The Science Supporting Sustainability
But what scientific information is needed to advance sustainability, and to evaluate the degree of success in achieving sustainability? The concept of resilience, which is both a powerful metaphor of change and adjustment is the next link in the intellectual path to understanding and working with sustainability. Resilience, as mentioned earlier in this Web Log (http://besdirector.blogspot.com/2011/01/resilience-ecology-evolution-and.html) is the ability of a system to experience internal and external shocks and still adjust and persist in a dynamic form. Resilience can have socially desirable and socially undesirable outcomes, and that is judged against the three-pronged sustainability goals chosen. The system of automobile based transport in metropolitan America is resilient, but in some ways, an environmentally unfortunate one. Wetlands are a resilient aspect of coastal systems affected by hurricanes and storm surges. Resilience per se is neither good nor bad. Sustainability, when the goals are well chosen, may admittedly involve trade offs, but at least those trade offs must not neglect off hand such things as social equity and ecological function.
Making Resilience Work
|Figure 1: The Adaptive Cycle|
Resilience is on the one hand, a metaphorical conception, and on the other a very general theoretical framework cast in the form of the “adaptive cycle” (Figure 1). How does such a general concept get translated into something that can be measured and tracked? The answer is to use adaptive processes to fill in the details of how systems develop, how they react to stresses and disturbances, and how they periodically reorganize.
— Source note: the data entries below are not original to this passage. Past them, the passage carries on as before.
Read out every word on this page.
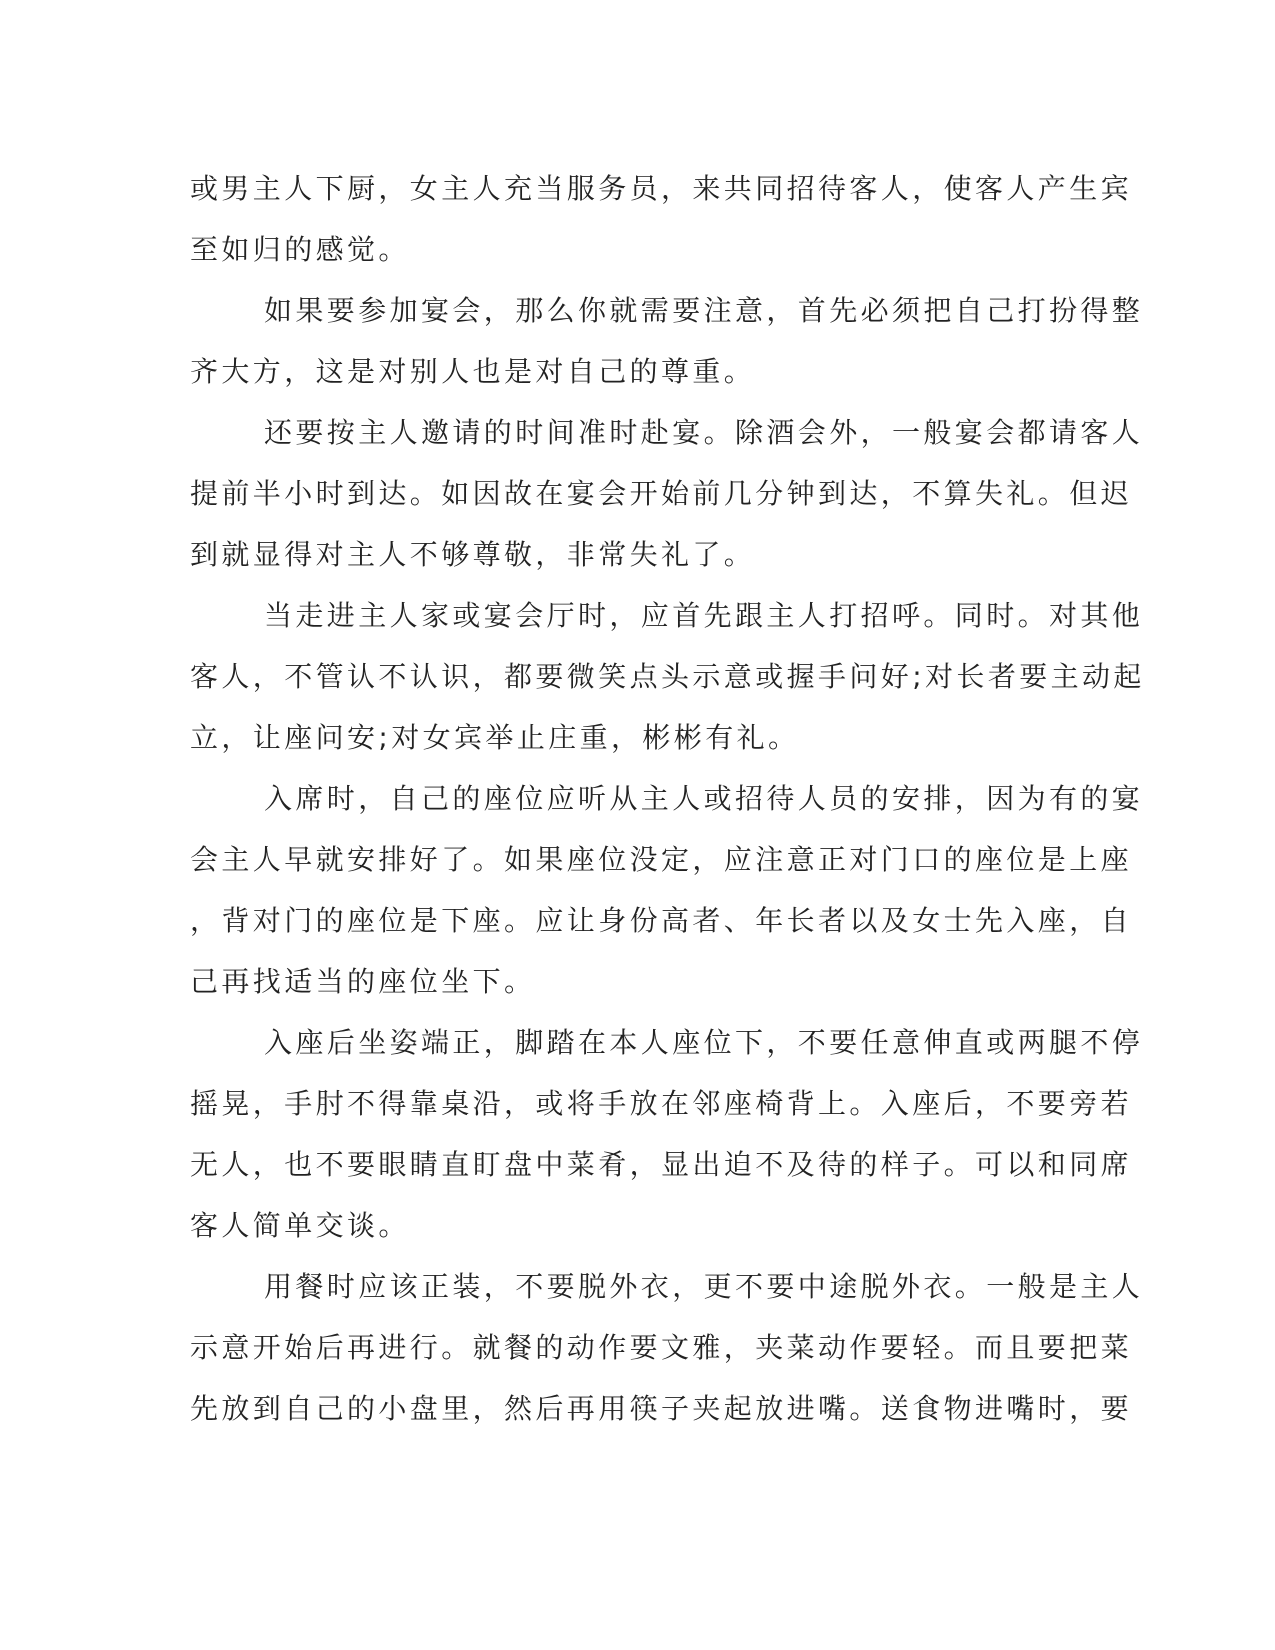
或男主人下厨，女主人充当服务员，来共同招待客人，使客人产生宾
至如归的感觉。

如果要参加宴会，那么你就需要注意，首先必须把自己打扮得整
齐大方，这是对别人也是对自己的尊重。

还要按主人邀请的时间准时赴宴。除酒会外，一般宴会都请客人
提前半小时到达。如因故在宴会开始前几分钟到达，不算失礼。但迟
到就显得对主人不够尊敬，非常失礼了。

当走进主人家或宴会厅时，应首先跟主人打招呼。同时。对其他
客人，不管认不认识，都要微笑点头示意或握手问好;对长者要主动起
立，让座问安;对女宾举止庄重，彬彬有礼。

入席时，自己的座位应听从主人或招待人员的安排，因为有的宴
会主人早就安排好了。如果座位没定，应注意正对门口的座位是上座
，背对门的座位是下座。应让身份高者、年长者以及女士先入座，自
己再找适当的座位坐下。

入座后坐姿端正，脚踏在本人座位下，不要任意伸直或两腿不停
摇晃，手肘不得靠桌沿，或将手放在邻座椅背上。入座后，不要旁若
无人，也不要眼睛直盯盘中菜肴，显出迫不及待的样子。可以和同席
客人简单交谈。

用餐时应该正装，不要脱外衣，更不要中途脱外衣。一般是主人
示意开始后再进行。就餐的动作要文雅，夹菜动作要轻。而且要把菜
先放到自己的小盘里，然后再用筷子夹起放进嘴。送食物进嘴时，要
Resilience Depends on Adaptation
What are adaptive processes? They are the structures, fluxes, and interactions that allow systems to adjust to sudden or gradual changes. Social and biogeophysical features can contribute to the adaptive capacity of urban systems. The literature suggests a number of general kinds of adaptive processes (Figure 2). It is these features which BES needs to concentrate on in the coming year. How do our ongoing, long-term measurements support the scheme of adaptive processes? What kinds of trends can be determined and can they be interpreted in terms of the resilience cycle and socially described sustainability goals? What new measurements or analyses might be required? Are there clear parallels between various social and biophysical adaptive processes?
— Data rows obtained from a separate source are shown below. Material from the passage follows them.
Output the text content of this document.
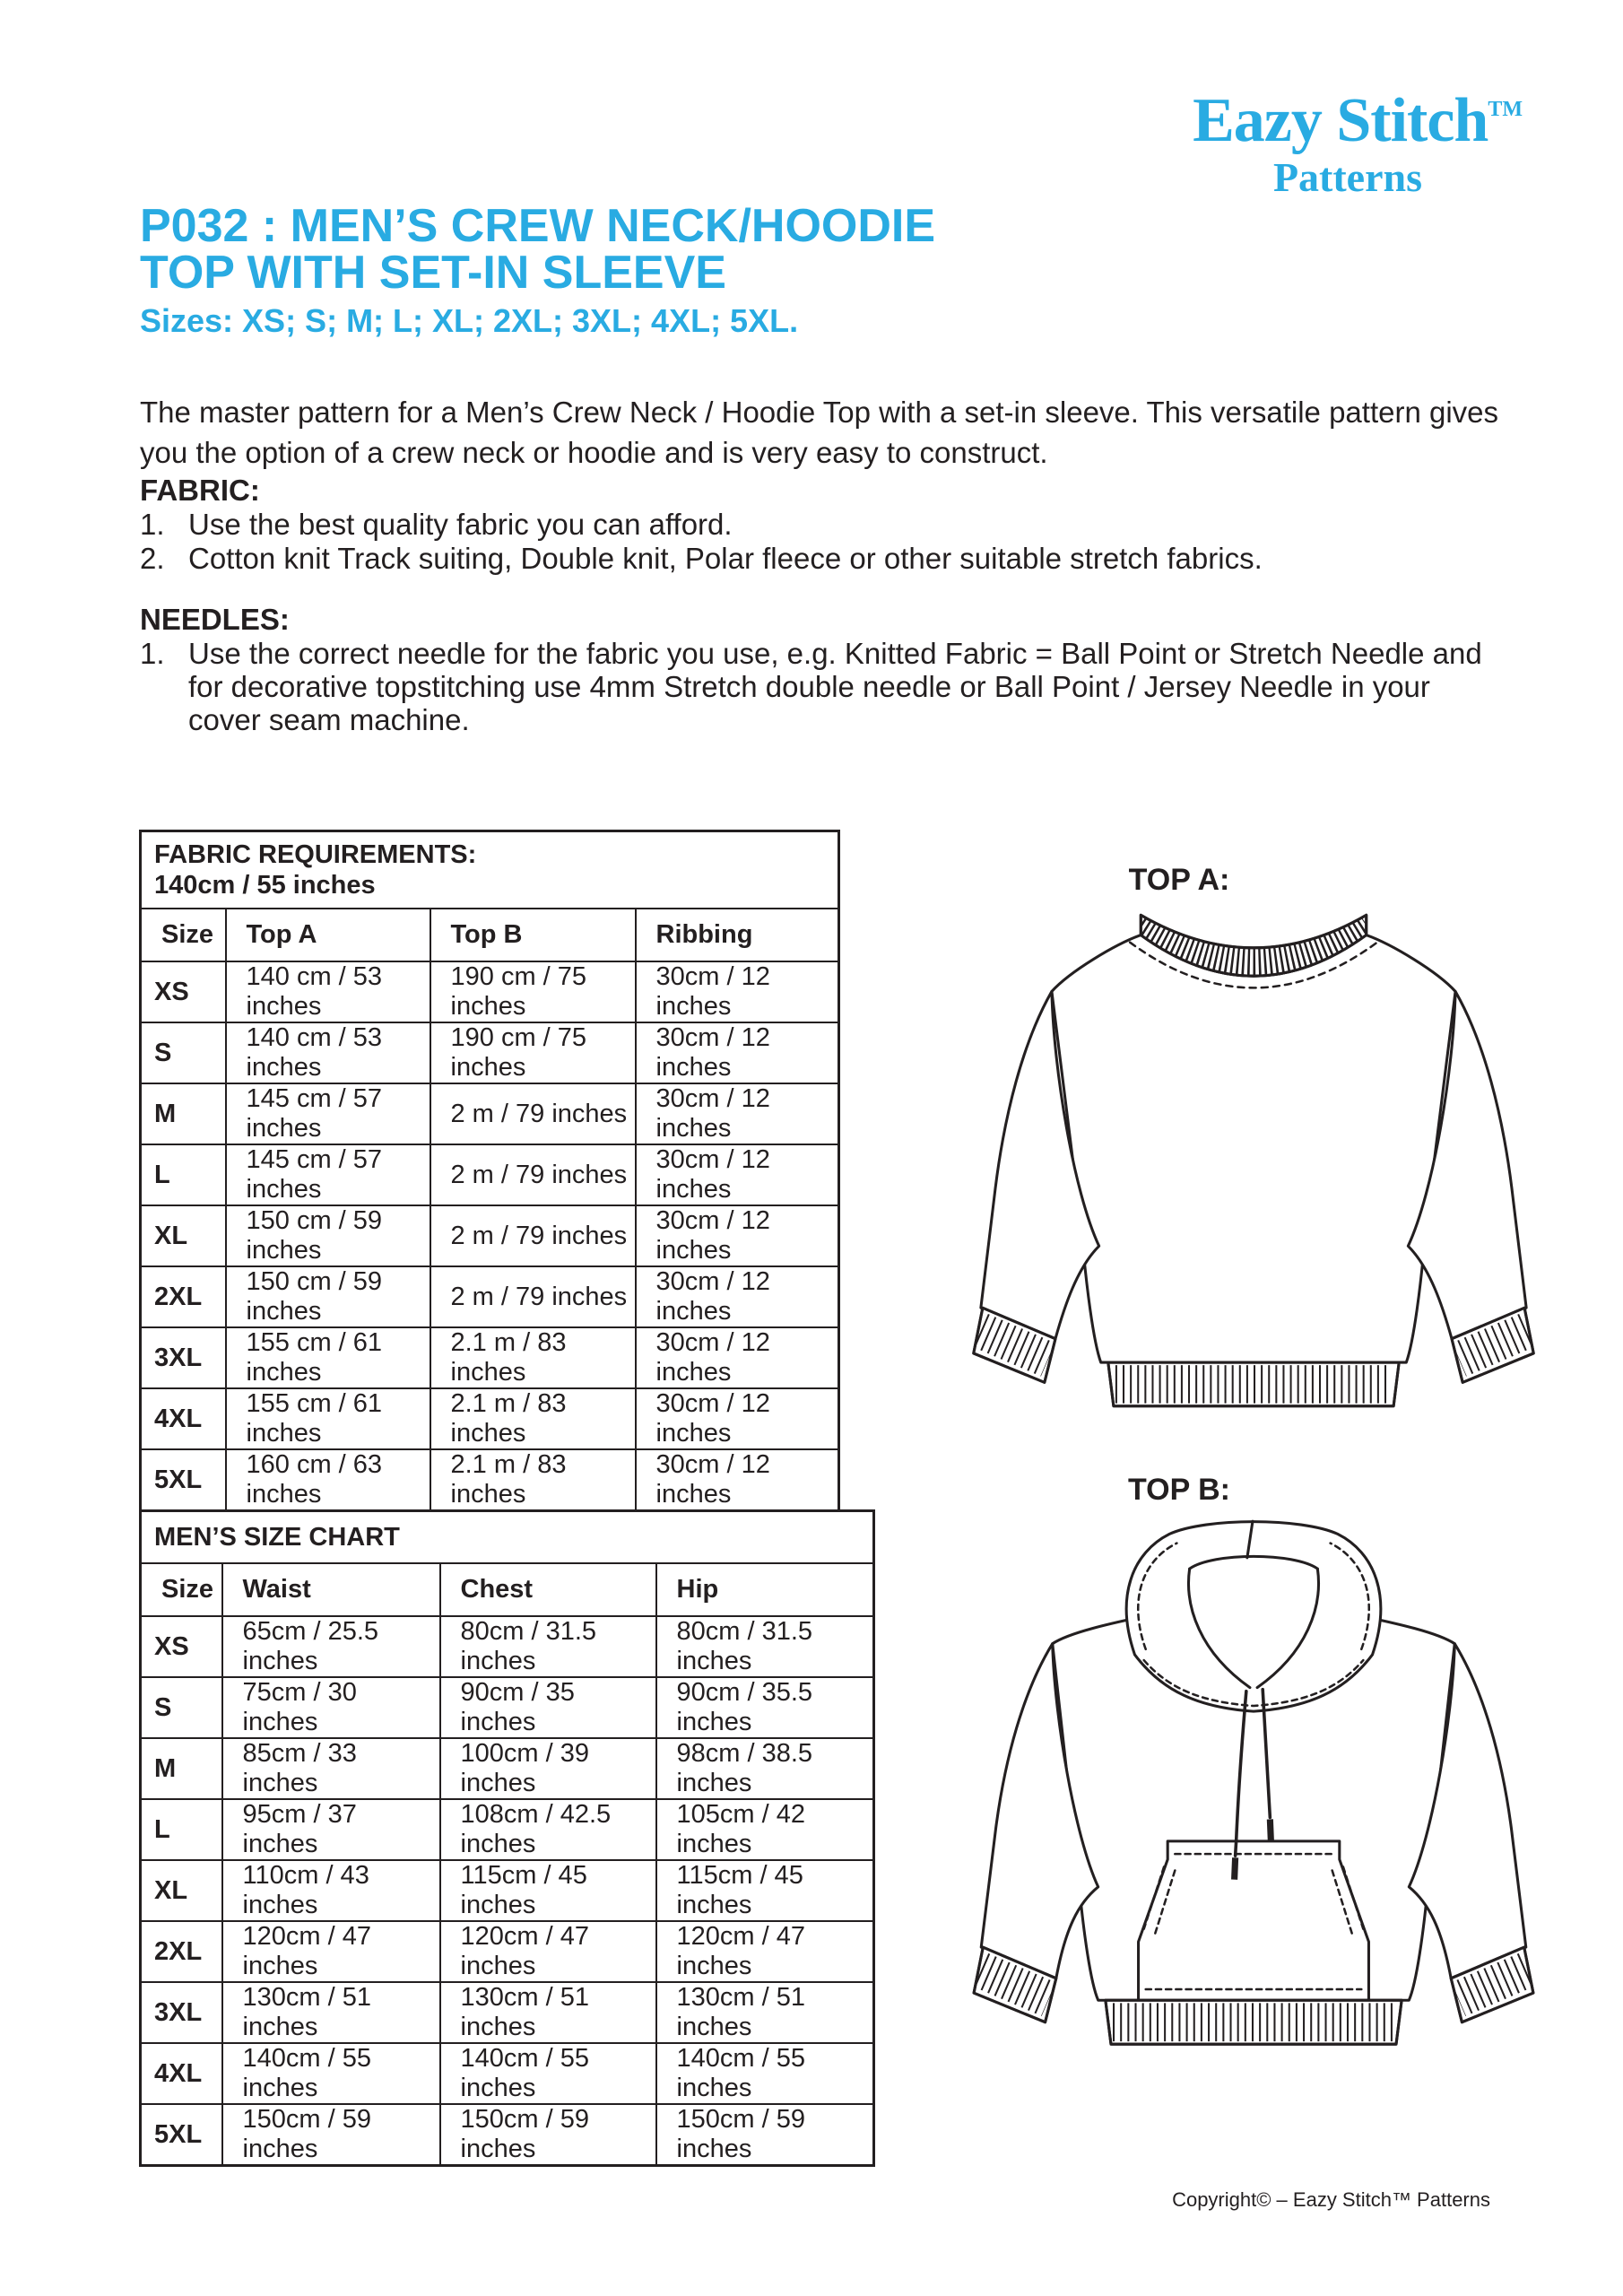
Eazy Stitch™
Patterns
P032 : MEN’S CREW NECK/HOODIE
TOP WITH SET-IN SLEEVE
Sizes: XS; S; M; L; XL; 2XL; 3XL; 4XL; 5XL.

The master pattern for a Men’s Crew Neck / Hoodie Top with a set-in sleeve. This versatile pattern gives you the option of a crew neck or hoodie and is very easy to construct.

FABRIC:
1. Use the best quality fabric you can afford.
2. Cotton knit Track suiting, Double knit, Polar fleece or other suitable stretch fabrics.
NEEDLES:
1. Use the correct needle for the fabric you use, e.g. Knitted Fabric = Ball Point or Stretch Needle and for decorative topstitching use 4mm Stretch double needle or Ball Point / Jersey Needle in your cover seam machine.
FABRIC REQUIREMENTS:
140cm / 55 inches			

Size	Top A	Top B	Ribbing
XS	140 cm / 53 inches	190 cm / 75 inches	30cm / 12 inches
S	140 cm / 53 inches	190 cm / 75 inches	30cm / 12 inches
M	145 cm / 57 inches	2 m / 79 inches	30cm / 12 inches
L	145 cm / 57 inches	2 m / 79 inches	30cm / 12 inches
XL	150 cm / 59 inches	2 m / 79 inches	30cm / 12 inches
2XL	150 cm / 59 inches	2 m / 79 inches	30cm / 12 inches
3XL	155 cm / 61 inches	2.1 m / 83 inches	30cm / 12 inches
4XL	155 cm / 61 inches	2.1 m / 83 inches	30cm / 12 inches
5XL	160 cm / 63 inches	2.1 m / 83 inches	30cm / 12 inches
MEN’S SIZE CHART			
Size	Waist	Chest	Hip
XS	65cm / 25.5 inches	80cm / 31.5 inches	80cm / 31.5 inches
S	75cm / 30 inches	90cm / 35 inches	90cm / 35.5 inches
M	85cm / 33 inches	100cm / 39 inches	98cm / 38.5 inches
L	95cm / 37 inches	108cm / 42.5 inches	105cm / 42 inches
XL	110cm / 43 inches	115cm / 45 inches	115cm / 45 inches
2XL	120cm / 47 inches	120cm / 47 inches	120cm / 47 inches
3XL	130cm / 51 inches	130cm / 51 inches	130cm / 51 inches
4XL	140cm / 55 inches	140cm / 55 inches	140cm / 55 inches
5XL	150cm / 59 inches	150cm / 59 inches	150cm / 59 inches
TOP A:
TOP B:
Copyright© – Eazy Stitch™ Patterns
|Figure 2. The determinants of adaptive capacity, shown as adaptive processes in social and biophysical realms. Of course the processes in the two realms interact.|
Toward Improved Understanding of Adaptive Processes
Over the coming year, discussion of adaptive processes should suffuse all our activities and research discussions. Then, during our annual meeting in October, we may be in a better position to evaluate the state of adaptive processes, and to understand how they affect the transition from the sanitary to the sustainable city. Addressing this issue will undoubtedly take a long time. It’s a good time to start.